In my case a nice policeman took pity on us and pushed through the stampede to get us on. I found out the crowd were mainly people who had been bumped from a previous flight and were trying to get transferred to my flight but were causing chaos by preventing people from checking in. I didn't fly again for a while.

I would move to let someone sit with a young child even if I had paid the £25, I wouldn't pay the £25 in fact, my children are grown up and we don't need to sit together.

elderflowerlemonade · 18/06/2015 10:42

My answer for kids who haven't been taught it's rude to regale disinterested people in their conversations are like Oliversmumsarmy's DS is to put headphones in and ignore.

Carrie5608 · 18/06/2015 10:44

OP I haven't RTFT but yes I do pay, every year for all four of them. Yes it's unfair but you need to be beside them.
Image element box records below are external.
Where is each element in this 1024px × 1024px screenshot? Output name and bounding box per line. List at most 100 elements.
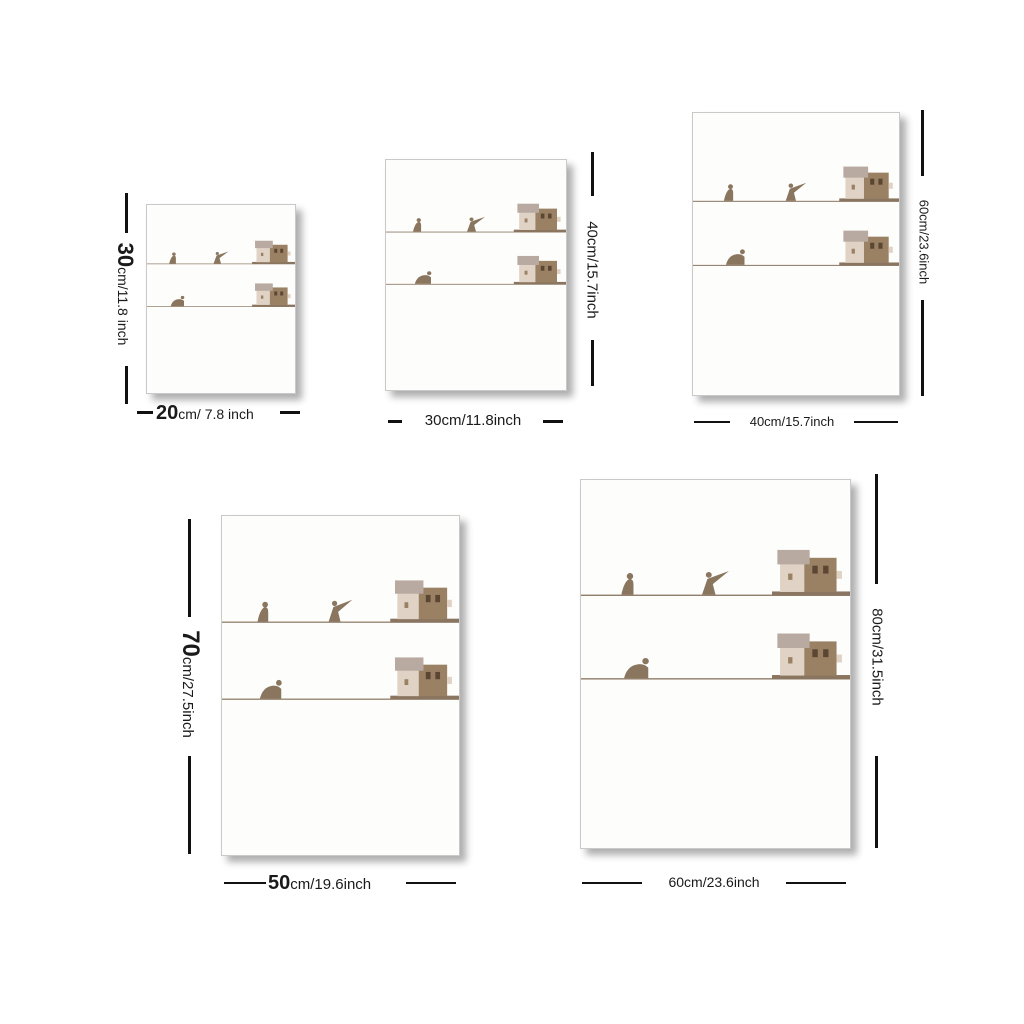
artwork-group	[386, 203, 566, 285]
house-roof	[395, 580, 424, 594]
figure-head	[262, 601, 268, 608]
height-dim-line-bottom	[125, 366, 128, 404]
running-figure	[702, 570, 729, 595]
house-chimney	[888, 246, 893, 253]
house-chimney	[287, 294, 291, 299]
house-window	[878, 242, 883, 249]
house-base	[839, 198, 899, 202]
house-chimney	[836, 654, 842, 663]
poster-40x60	[692, 112, 900, 396]
artwork-group	[222, 580, 459, 700]
house-window	[878, 178, 883, 185]
height-dim-line-bottom	[921, 300, 924, 396]
width-dim-line-right	[280, 411, 300, 414]
house-window	[548, 213, 552, 219]
height-label-50x70: 70cm/27.5inch	[177, 630, 204, 738]
poster-30x40	[385, 159, 567, 391]
house-roof	[843, 230, 869, 242]
house-window	[870, 178, 875, 185]
figure-head	[180, 295, 185, 300]
figure-head	[469, 217, 474, 222]
height-label-40x60: 60cm/23.6inch	[916, 199, 932, 285]
poster-artwork	[581, 549, 850, 680]
width-dim-line-right	[786, 882, 846, 884]
house-window	[540, 213, 545, 219]
height-dim-line-top	[591, 152, 594, 196]
house-window	[425, 594, 431, 603]
figure-head	[172, 252, 176, 256]
house-roof	[517, 255, 539, 265]
ground-line-top	[222, 621, 459, 623]
kneeling-figure	[413, 221, 422, 232]
ground-line-bottom	[147, 306, 295, 307]
figure-head	[788, 183, 794, 188]
house-window	[274, 248, 278, 253]
house-chimney	[836, 570, 842, 579]
ground-line-bottom	[693, 264, 899, 266]
ground-line-top	[147, 263, 295, 265]
width-dim-line-left	[388, 420, 402, 423]
house-window	[548, 265, 552, 271]
artwork-group	[147, 240, 295, 307]
ground-line-top	[386, 231, 566, 233]
house-window	[274, 291, 278, 296]
height-label-20x30: 30cm/11.8 inch	[113, 242, 138, 346]
house-door	[404, 602, 409, 609]
house-roof	[255, 240, 273, 249]
house-roof	[843, 166, 869, 178]
ground-line-bottom	[581, 678, 850, 680]
embracing-figures	[259, 685, 282, 699]
height-label-30x40: 40cm/15.7inch	[583, 221, 601, 319]
artwork-group	[693, 166, 899, 266]
house-base	[252, 304, 295, 307]
figure-head	[642, 657, 649, 665]
kneeling-figure	[169, 255, 176, 264]
house-chimney	[557, 216, 561, 222]
house-base	[771, 591, 850, 596]
house-door	[404, 679, 409, 686]
height-dim-line-bottom	[591, 340, 594, 386]
height-dim-line-top	[875, 474, 878, 584]
poster-20x30	[146, 204, 296, 394]
height-label-60x80: 80cm/31.5inch	[868, 608, 886, 706]
width-dim-line-right	[406, 882, 456, 884]
house-base	[252, 261, 295, 265]
width-label-40x60: 40cm/15.7inch	[749, 414, 835, 429]
width-dim-line-left	[582, 882, 642, 884]
height-dim-line-bottom	[188, 756, 191, 854]
kneeling-figure	[257, 607, 269, 622]
width-label-50x70: 50cm/19.6inch	[268, 872, 372, 894]
ground-line-top	[693, 200, 899, 202]
embracing-figures	[414, 275, 431, 284]
house-window	[280, 291, 284, 296]
width-label-60x80: 60cm/23.6inch	[668, 874, 760, 890]
width-label-20x30: 20cm/ 7.8 inch	[156, 402, 254, 424]
house-window	[870, 242, 875, 249]
house-window	[823, 565, 829, 574]
house-roof	[777, 549, 810, 565]
house-roof	[777, 633, 810, 648]
house-window	[812, 649, 818, 658]
embracing-figures	[624, 664, 649, 679]
running-figure	[213, 251, 229, 264]
figure-head	[626, 573, 634, 580]
house-roof	[517, 203, 539, 213]
house-door	[260, 295, 264, 299]
running-figure	[467, 216, 485, 232]
house-base	[390, 618, 459, 623]
embracing-figures	[170, 299, 184, 307]
house-window	[425, 671, 431, 680]
running-figure	[785, 182, 807, 201]
figure-head	[416, 218, 421, 223]
poster-artwork	[386, 203, 566, 285]
poster-50x70	[221, 515, 460, 856]
poster-60x80	[580, 479, 851, 849]
house-base	[513, 281, 566, 285]
width-dim-line-right	[854, 421, 898, 423]
house-window	[823, 649, 829, 658]
height-dim-line-bottom	[875, 756, 878, 848]
figure-head	[276, 679, 282, 686]
artwork-group	[581, 549, 850, 680]
house-base	[390, 695, 459, 700]
house-door	[788, 573, 793, 580]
DH wonders if they are misbehaving can you pay to be seated away from them

In an emergency you can't rely on strangers to help your children.

BlisterFace · 18/06/2015 10:45

People who have paid to sit together rarely have spent that extra £50 for a giggle, they will have their reasons, and they aren't any less valid than yours.
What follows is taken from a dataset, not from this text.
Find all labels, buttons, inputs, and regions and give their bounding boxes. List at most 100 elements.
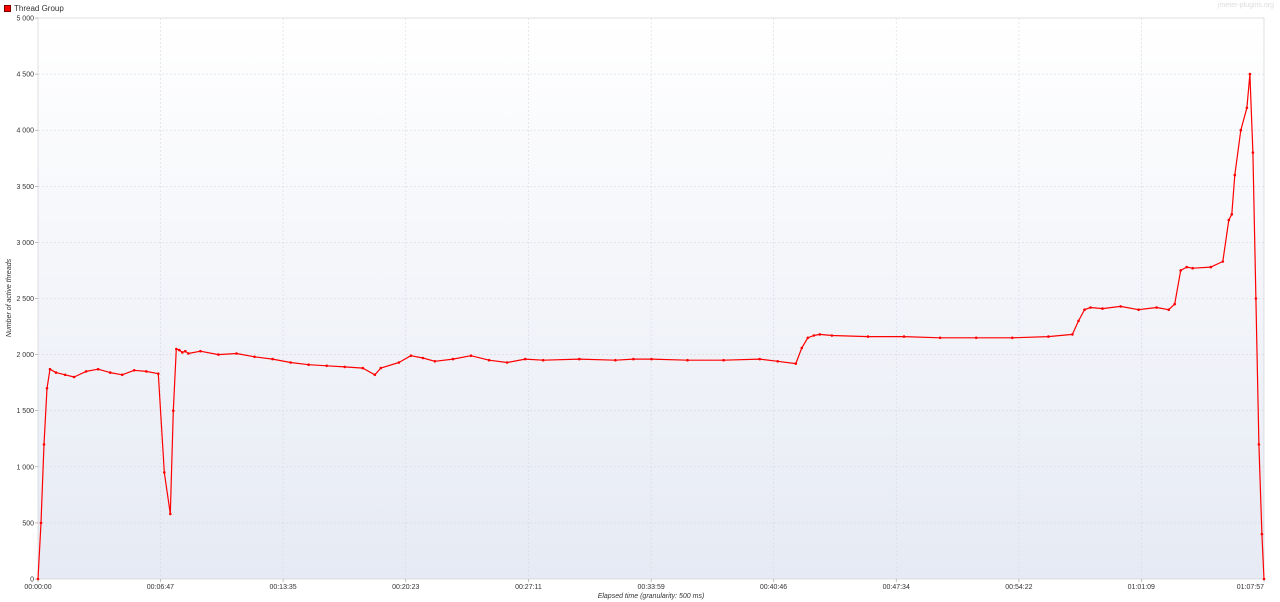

Yes, this absolutely. By the time I have avoided bassinet seats (screaming babies, stinky nappies), the loos (stinky and people queueing next to your seat), the back of the plane (no food left and - on one occasion - a frenetic nocturnal masturbator) and the wings (crap view) there are actually only about 3 acceptable rows on the aircraft and I am VERY happy to pay for them Grin And no, I am not moving for anyone who is too tight to pay to book ahead. Or their kids.
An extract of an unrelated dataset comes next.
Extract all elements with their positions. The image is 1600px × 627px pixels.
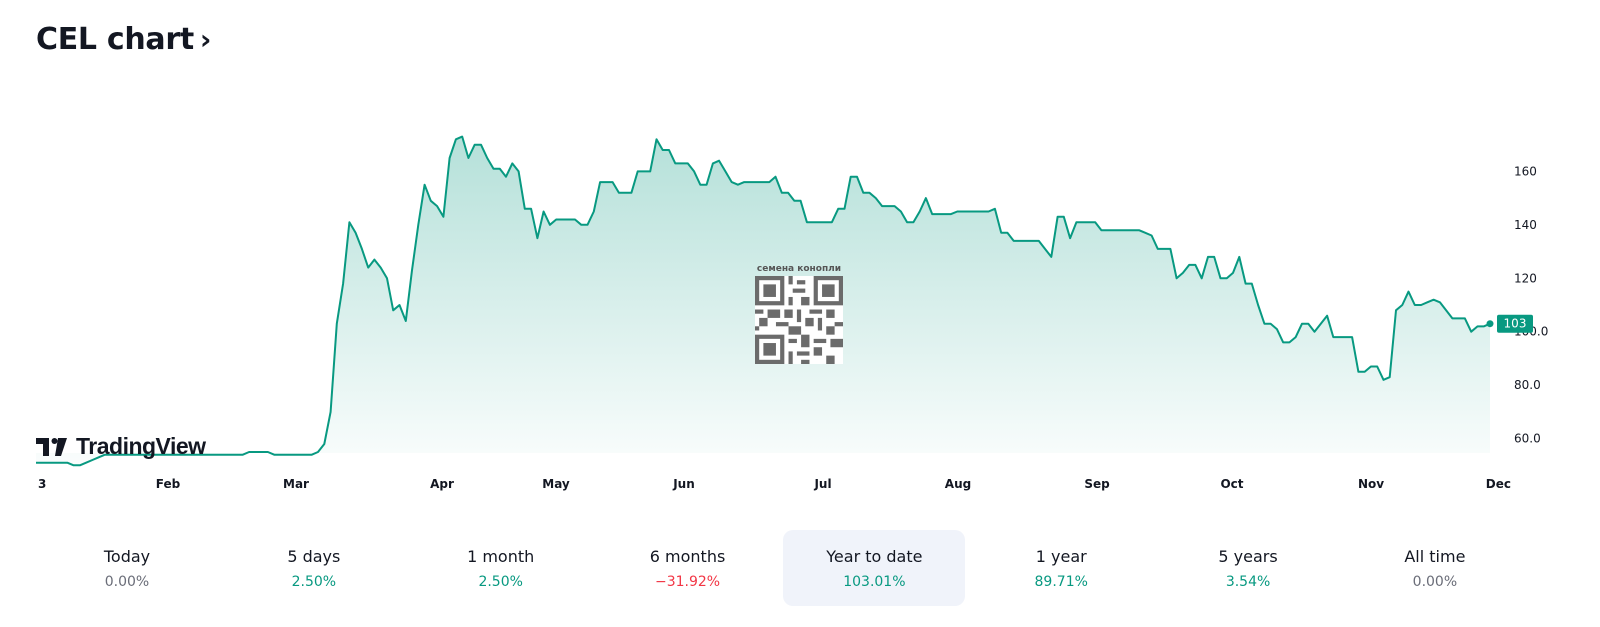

I have seens lots of these discussions about seating first-hand - I fly a lot with work, usually alone and as a lone female I feel that I am more likely to be targeted as a candidate for being moved for a family. I always refuse and no tantrum has so far penetrated my Xanax and gin reverie.

IME parents are always the passengers with the worst manners on any flight (after drunk men, admittedly). I came back from the loo once to find my neighbour changing her child's stinky nappy on my seat without a muslin or towel or anything. The used pooey baby wipes were lying on my chair. I recoiled in horror and complained - was lucky enough to get bumped to first, so she did me a favour really!

OP - seriously, pay up or suck it up Smile

SomewhereIBelong · 18/06/2015 10:47

the outcome would be you having to put up with other people's toddlers for several hours. That's right, isn't it

yes that is entirely right. It also means other people's toddlers having to put up with you... "oooooh a sick buddy - you hold my hair I'll hold yours", "shall we watch Ted together, must be a nice film about teddy bears", "I swear a bit after 4 rum and blacks, you don't mind a bit of swearing do you?"

but then again, you wouldn't have one either side of you - who in their right mind would PAY for a middle seat?